- Theatrical release poster
- Spanish: La familia Benetón
- Directed by: Joaquín Mazón
- Written by: Curro Velázquez; Benjamín Herranz;
- Produced by: Jaime Ortiz de Artiñano; María Luisa Gutiérrez; Álvaro Ariza; José Fernández de Vega; Francisco E. Cordero; Ricardo Coeto;
- Starring: Leo Harlem; El Langui;
- Cinematography: Chiqui Palma
- Edited by: Jani Madrileño
- Music by: María Vertiz
- Production companies: Atresmedia Cine; Mamá se fue de viaje la película AIE; Bowfinger International Pictures; Esto también pasará; GLOW; BTF Media;
- Distributed by: Beta Fiction Spain
- Release dates: 9 March 2024 (Málaga); 22 March 2024 (Spain);
- Countries: Spain; Mexico;
- Language: Spanish

= Uncle Trouble =

Uncle Trouble (La familia Benetón) is a 2024 comedy film directed by Joaquín Mazón and written by Curro Velázquez and Benjamín Herranz which stars Leo Harlem and El Langui.

== Plot ==
Selfish and racist uncle Toni begrudgingly takes care of five children from different ethnic backgrounds.

== Production ==
The film was produced by Atresmedia Cine, Mamá se fue de viaje la película AIE, Bowfinger International Pictures, Esto también pasará and GLOW alongside BTF Media and it had the participation of Atresmedia, and Netflix and funding from Crea SGR.

== Release ==
The film closed the 27th Málaga Film Festival in a non-competitive slot on 9 March 2024 for its world premiere. Distributed by Beta Fiction Spain, it was released theatrically in Spain on 22 March 2024, debuting with a €498,176 (71,368 admissions) opening weekend.

== Reception ==
Alberto Corona of eldiario.es considered the "stale" comedy not to [just] star a racist character, but to be [a] racist [film] in itself, also noting that the ideological operation to keep Torrente alive was as simple as taking the child audience hostage.

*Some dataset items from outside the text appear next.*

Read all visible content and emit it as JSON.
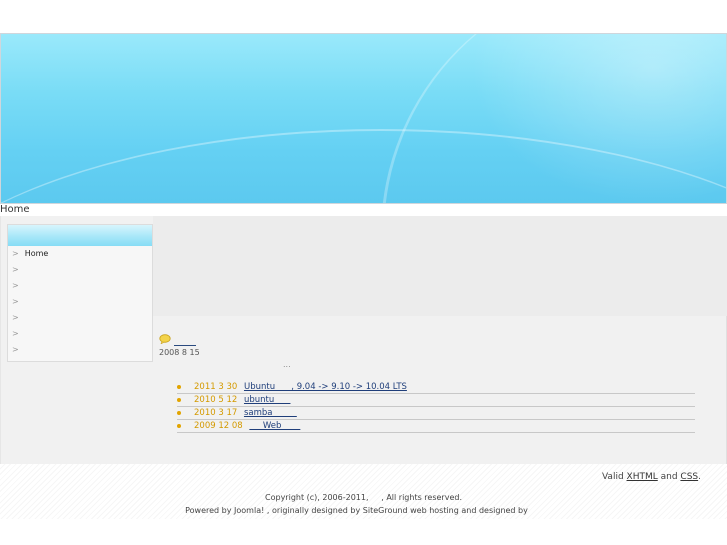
{
  "breadcrumb": {
    "home_label": "Home"
  },
  "sidebar": {
    "arrow": ">",
    "items": [
      {
        "label": "Home"
      },
      {
        "label": ""
      },
      {
        "label": ""
      },
      {
        "label": ""
      },
      {
        "label": ""
      },
      {
        "label": ""
      },
      {
        "label": ""
      }
    ]
  },
  "article": {
    "date": "2008  8  15",
    "ellipsis": "..."
  },
  "latest": [
    {
      "date": "2011  3  30",
      "link": "Ubuntu      , 9.04 -> 9.10 -> 10.04 LTS"
    },
    {
      "date": "2010  5  12",
      "link": "ubuntu      "
    },
    {
      "date": "2010  3  17",
      "link": "samba         "
    },
    {
      "date": "2009  12  08",
      "link": "     Web       "
    }
  ],
  "footer": {
    "valid_prefix": "Valid ",
    "xhtml": "XHTML",
    "and": " and ",
    "css": "CSS",
    "period": ".",
    "copyright": "Copyright (c), 2006-2011,     , All rights reserved.",
    "powered": "Powered by Joomla! , originally designed by SiteGround web hosting and designed by"
  },
  "colors": {
    "header_blue": "#64d0f3",
    "link_blue": "#1f3e7a",
    "date_gold": "#d49a00"
  }
}
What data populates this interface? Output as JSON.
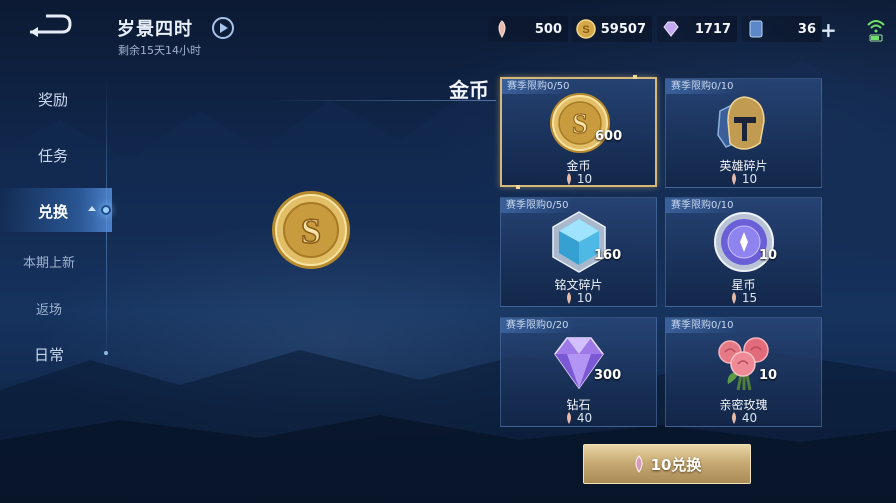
{
  "header": {
    "title": "岁景四时",
    "subtitle": "剩余15天14小时"
  },
  "currencies": [
    {
      "name": "spark",
      "icon": "feather-token-icon",
      "value": "500"
    },
    {
      "name": "gold",
      "icon": "gold-coin-icon",
      "value": "59507"
    },
    {
      "name": "diamond",
      "icon": "diamond-icon",
      "value": "1717"
    },
    {
      "name": "card",
      "icon": "coupon-card-icon",
      "value": "36"
    }
  ],
  "nav": {
    "items": [
      {
        "label": "奖励"
      },
      {
        "label": "任务"
      },
      {
        "label": "兑换",
        "active": true
      },
      {
        "label": "本期上新"
      },
      {
        "label": "返场"
      },
      {
        "label": "日常"
      }
    ]
  },
  "preview": {
    "title": "金币"
  },
  "shop": {
    "items": [
      {
        "limit": "赛季限购0/50",
        "name": "金币",
        "quantity": "600",
        "price": "10",
        "icon": "gold-coin-icon",
        "selected": true
      },
      {
        "limit": "赛季限购0/10",
        "name": "英雄碎片",
        "quantity": "",
        "price": "10",
        "icon": "hero-fragment-icon"
      },
      {
        "limit": "赛季限购0/50",
        "name": "铭文碎片",
        "quantity": "160",
        "price": "10",
        "icon": "inscription-fragment-icon"
      },
      {
        "limit": "赛季限购0/10",
        "name": "星币",
        "quantity": "10",
        "price": "15",
        "icon": "star-coin-icon"
      },
      {
        "limit": "赛季限购0/20",
        "name": "钻石",
        "quantity": "300",
        "price": "40",
        "icon": "diamond-icon"
      },
      {
        "limit": "赛季限购0/10",
        "name": "亲密玫瑰",
        "quantity": "10",
        "price": "40",
        "icon": "rose-bouquet-icon"
      }
    ]
  },
  "exchange_button": {
    "label": "10兑换"
  },
  "colors": {
    "gold_accent": "#d8b878",
    "background": "#142d55"
  }
}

Beatriz Martínez of Infobae deemed the film to be "a retrograde and disrespectul comedy" "promoting xenophobia, homophobia, and sexism".

Javier Ocaña of Cinemanía rated the film 2 out of 5 stars, assessing that "Harlem's folk authenticity cannot make up for the excessive sugar" in the verdict.

Juan Pando of Fotogramas rated the film 3 out of 5 stars, singling out how it "promotes respect for diversity among children" as its hallmark.